Dans les enzymes appelées hydrogénases, qui catalysent l'oxydation biologique de l'hydrogène, le site actif est enfoui au sein de la protéine et connecté au solvant par un canal dont on soupçonnait que la structure détermine partiellement la reconnaissance du substrat et des inhibiteurs. Dans un article publié dans la revue Nature Chemical Biology le 6 décembre 2009, des chercheurs du Laboratoire de Bioénergétique et Ingénierie des Protéines, à Marseille, établissent des relations quantitatives entre la structure de ce canal, les vitesses de transport intramoléculaire du substrat et des inhibiteurs, et la sensibilité de l'enzyme à l'oxygène.

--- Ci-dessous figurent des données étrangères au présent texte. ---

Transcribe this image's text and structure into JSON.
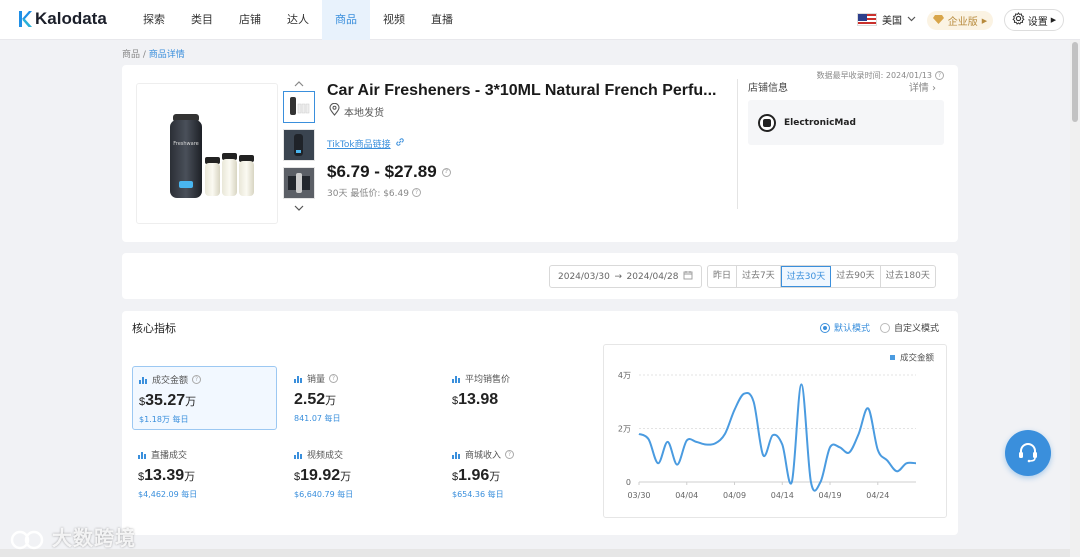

Ces résultats permettent d'identifier les déterminants moléculaires de la sensibilité de cette enzyme aux dommages oxydatifs.

 

De nombreuses métalloenzymes produisent, consomment ou sont inhibées par des petites molécules comme l’oxygène (O2), l’hydrogène (H2), le monoxyde de carbone (CO) ou le monoxyde d’azote (NO). Leur diffusion à l'intérieur de la protéine, depuis ou vers le site actif, est guidée par des canaux. C'est le cas des hydrogénases, enzymes qui catalysent l'oxydation du H2, dans lesquelles ces cavités permettent le transport du substrat H2 mais aussi des inhibiteurs CO et O2. L'inactivation des hydrogénases par l'O2 est l'un des obstacles à leur utilisation dans des dispositifs de production d'énergie à partir de H2, et l'un des projets du laboratoire Bioénergétique et Ingénierie des Protéines (UPR9036) vise à modifier par ingénierie génétique ces enzymes pour les rendre fonctionnelles en présence d'oxygène. Ce contexte a donc motivé une étude fondamentale de l'influence de la structure du canal de l'hydrogénase sur les cinétiques de transports intramoléculaires.

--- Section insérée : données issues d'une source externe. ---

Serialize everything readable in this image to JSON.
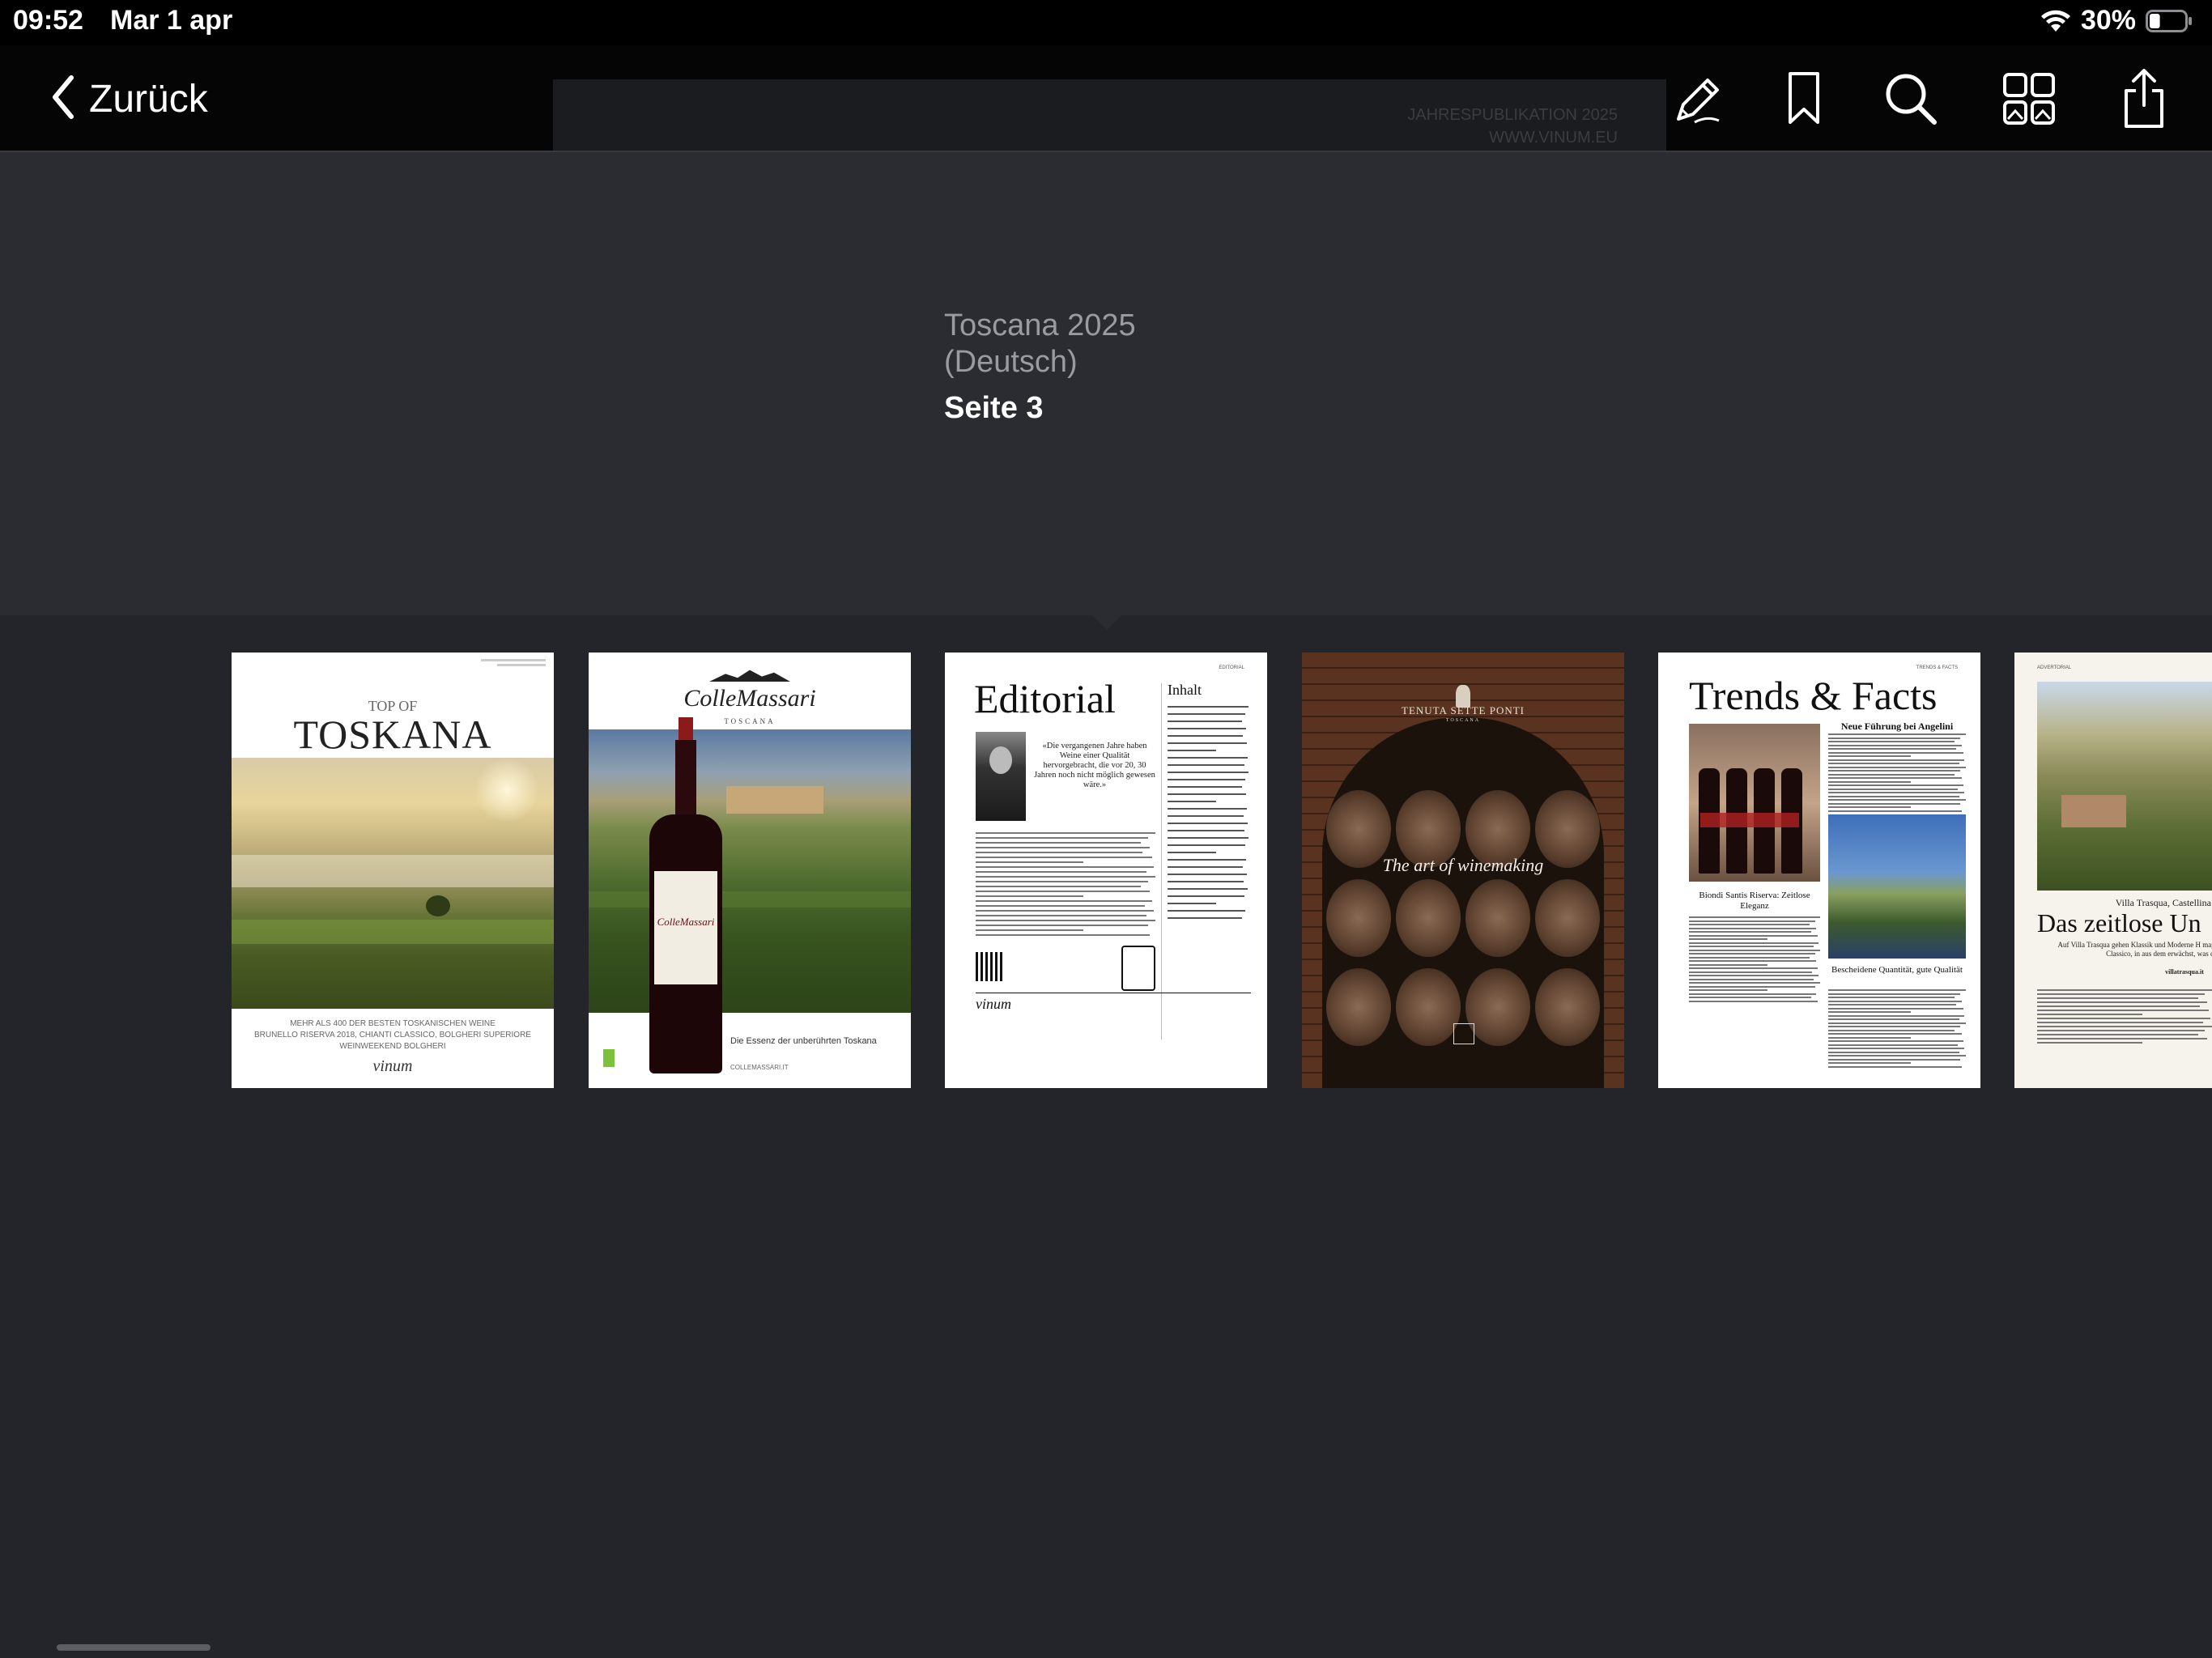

Les techniques de spectroscopie résolue en temps, utilisées depuis les années 1950 pour étudier le transport du monoxyde de carbone et du dioxygène dans des petites protéines hémiques comme la myoglobine, ne peuvent pas être appliquée à la caractérisation du transport intramoléculaire dans des enzymes dont le site actif est non-hémique. Les chercheurs ont donc récemment mis au point une méthode électrochimique pour mesurer des vitesses de diffusion le long des canaux de l'hydrogénase. Il s'agit de mettre à profit la très bonne résolution temporelle de la mesure électrochimique de l'activité pour déterminer les vitesses de liaison et de dissociation du monoxyde de carbone, un inhibiteur compétitif de l'enzyme qui arrive au site actif en diffusant le long du même canal que le substrat. (voir la brève).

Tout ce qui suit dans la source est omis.